5,7-Dihydroxyflavone Analogues May Regulate Lipopolysaccharide-Induced Inflammatory Responses by Suppressing IκBα-Linked Akt and ERK5 Phosphorylation in RAW 264.7 Macrophages

Abstract EN

We studied the anti-inflammatory activity of twelve 5,7-dihydroxyflavone analogues in lipopolysaccharide- (LPS-) stimulated RAW 264.7 macrophages.

We found that chrysin (1) and 4′-methoxytricetin (9) showed relatively significant anti-inflammatory activity and low cytotoxicity.

Moreover, 1 and 9 recovered the expression levels of iNOS and COX2, as well as those of the intracellular inflammatory mediators IL-1β and IL-6, which were upregulated by LPS stimulation.

In addition, 1 and 9 actively regulated the phosphorylation of IκBα, leading to the activation of NFκB.

Phosphorylation of Akt and ERK5 (upstream of NFκB) by LPS stimulation was significantly regulated by 1 and 9, as well as by BIX 02189 and LY 294002, which are phosphorylation inhibitors of ERK5 and Akt, respectively.

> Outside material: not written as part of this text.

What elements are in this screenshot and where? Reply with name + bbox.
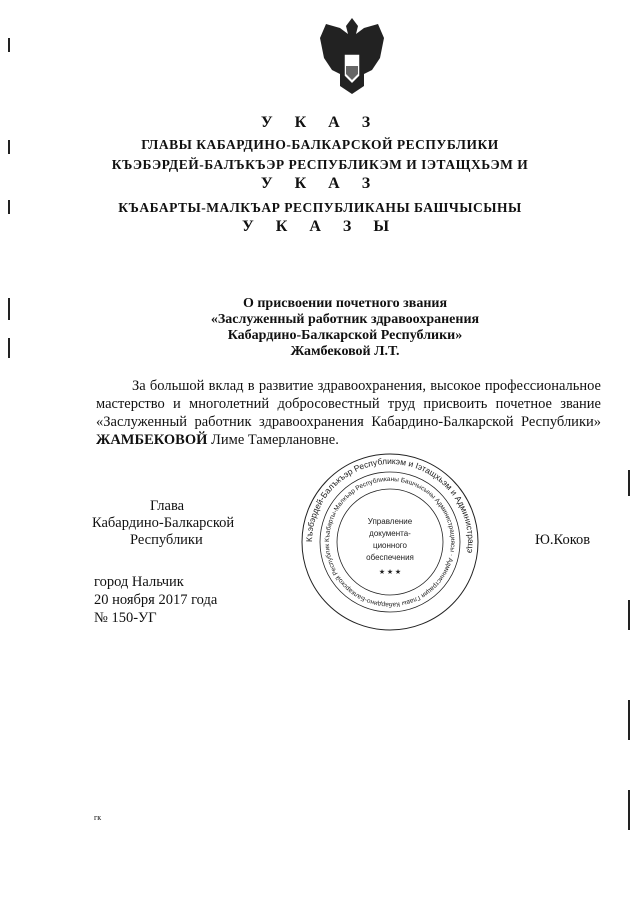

The results suggest that compounds 1 and 9 may suppress the levels of iNOS and COX2 by regulating phosphorylation of Akt, ERK5, and IκBα and thus NFκB-related signaling pathways, resulting in anti-inflammatory effects in the cells.

Because 1 and 9 showed low cytotoxicity and regulated both PGE2 and NO production caused by inflammatory responses, they may hold promise as natural anti-inflammatory agents.